According to Dr. Lynn Goldman, a top epidemiologist at George Washington University, “monkeypox is not constantly evolving. It is probably an older virus in the human population. Population genetics would say that over time, viruses quit shifting quite so rapidly.” Dr. Goldman tells the podcast that monkeypox vaccine availability has been “terrible,” explaining that those in charge of stockpiling vaccines deployed them “in a certain way that’s very different than how you deploy a vaccine with an epidemic that is happening.”

According to Dr. Asha George of the Bipartisan Commission on Biodefense, some of the vaccines could’ve made their way to Africa to help tackle the 2017 monkeypox outbreak there, but instead, they were allowed to expire unused. The United States was forced to scramble to replenish supplies, she says, after the stockpile we held against a smallpox bioterror threat—vaccines that also worked against monkeypox—was depleted due to age, decreasing from 20 million at its peak to 2,400. At the same time, according to Dr. George, “the manufacturing capacity for smallpox vaccine is not keeping up with demand.”

Recalling the lessons about government-industry collaboration, which we learned through Operation Warp Speed, will help us find a solution for the next outbreak or pandemic, Dr.

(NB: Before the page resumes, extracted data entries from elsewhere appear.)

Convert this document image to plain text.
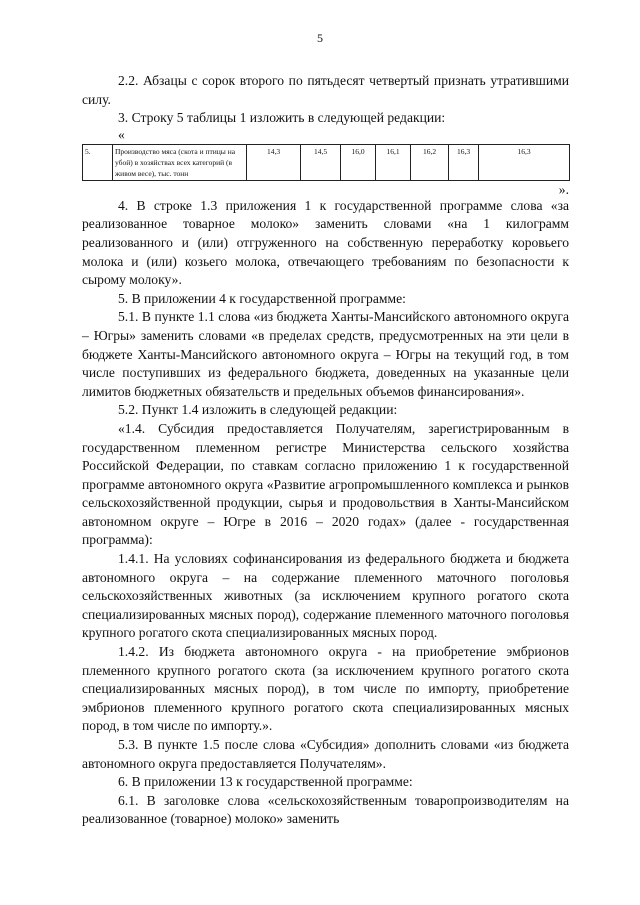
5

2.2. Абзацы с сорок второго по пятьдесят четвертый признать утратившими силу.

3. Строку 5 таблицы 1 изложить в следующей редакции:

«

5.	Производство мяса (скота и птицы на убой) в хозяйствах всех категорий (в живом весе), тыс. тонн	14,3	14,5	16,0	16,1	16,2	16,3	16,3

».

4. В строке 1.3 приложения 1 к государственной программе слова «за реализованное товарное молоко» заменить словами «на 1 килограмм реализованного и (или) отгруженного на собственную переработку коровьего молока и (или) козьего молока, отвечающего требованиям по безопасности к сырому молоку».

5. В приложении 4 к государственной программе:

5.1. В пункте 1.1 слова «из бюджета Ханты-Мансийского автономного округа – Югры» заменить словами «в пределах средств, предусмотренных на эти цели в бюджете Ханты-Мансийского автономного округа – Югры на текущий год, в том числе поступивших из федерального бюджета, доведенных на указанные цели лимитов бюджетных обязательств и предельных объемов финансирования».

5.2. Пункт 1.4 изложить в следующей редакции:

«1.4. Субсидия предоставляется Получателям, зарегистрированным в государственном племенном регистре Министерства сельского хозяйства Российской Федерации, по ставкам согласно приложению 1 к государственной программе автономного округа «Развитие агропромышленного комплекса и рынков сельскохозяйственной продукции, сырья и продовольствия в Ханты-Мансийском автономном округе – Югре в 2016 – 2020 годах» (далее - государственная программа):

1.4.1. На условиях софинансирования из федерального бюджета и бюджета автономного округа – на содержание племенного маточного поголовья сельскохозяйственных животных (за исключением крупного рогатого скота специализированных мясных пород), содержание племенного маточного поголовья крупного рогатого скота специализированных мясных пород.

1.4.2. Из бюджета автономного округа - на приобретение эмбрионов племенного крупного рогатого скота (за исключением крупного рогатого скота специализированных мясных пород), в том числе по импорту, приобретение эмбрионов племенного крупного рогатого скота специализированных мясных пород, в том числе по импорту.».

5.3. В пункте 1.5 после слова «Субсидия» дополнить словами «из бюджета автономного округа предоставляется Получателям».

6. В приложении 13 к государственной программе:

6.1. В заголовке слова «сельскохозяйственным товаропроизводителям на реализованное (товарное) молоко» заменить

John Redd of the Medical Countermeasures Coalition tells the podcast. “There needs to be a central body that brings together people from industry and academia, and works with people from the government in order to develop sound policy,” he says.

“It is tempting to move on once a crisis is behind us, but as we’ve learned today, we can’t afford to stop preparing for the next pandemic, and it could be even worse, especially if no one is paying attention,” says Dr. McMurry-Heath. We must “invest in the research, development, and biomedical infrastructure that will help us respond when the time comes.”